The newly created content is then verified by a doctor from our expert panel who has relevant experience in the given area. Experts can return the process to peer-review in case of any issues found in either content definition or clinical cases. When the new content is accepted the technical review begins.
Technical review is performed by a data scientist, who checks whether the content has been developed according to internal guidelines and identifies any potential issues involving the structuring of the medical content (e.g. checking for duplicated symptoms and verifying the hierarchy of symptoms and numerical parameters introduced by the doctors). The technical reviewer works directly with the authors or experts to resolve any doubts that arise.
At this point the new diagnostic model is built and all clinical cases are executed. This process is called regression testing. It allows us to test how the newly introduced content influences the performance of the previous model. This guarantees the stability of this complex system and allows us to continuously measure its behavior.
It is important to note that clinical test cases vary in terms of complexity and rarity of disease representation. The table below summarizes the actual performance of Infermedica’s diagnostic engine when compared against the set of several thousand clinical cases.
|Excluding complex cases||88%|
|Common condition cases only||93%|
Once regression testing is completed and the results have been accepted, our doctors manually test the newly introduced conditions and symptoms. While subjective, this step provides us with a simulation of the real-life experience of using an Infermedica product.

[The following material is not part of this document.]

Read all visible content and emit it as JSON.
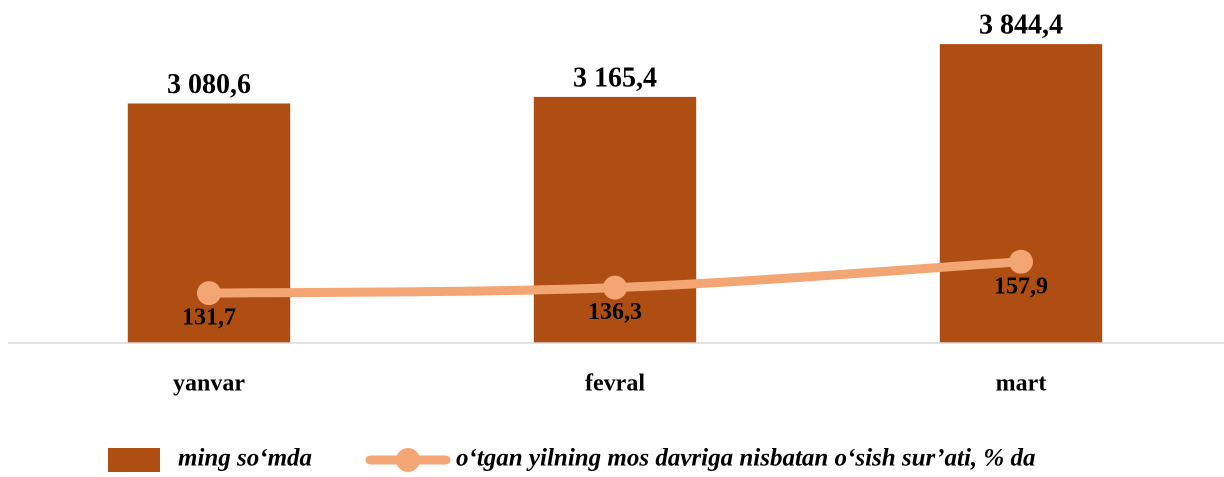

Metabase content is currently available in English, Polish, Russian, Spanish, Portuguese and Chinese. We have rich experience in preparing localized versions of the system. Translation of the content is provided by a native speaker with medical education and takes about 120-160h. With each new release of the content we make sure all language versions are up to date.
Lastly, the fully tested models are ready to be deployed to the cloud-based API. Once completed, the new content will be available to all users of Infermedica products. With every release of a new model, Infermedica provides a fully transparent changelog of the medical content. This allows all partners to track modifications and the pace of growth of our medical knowledge base.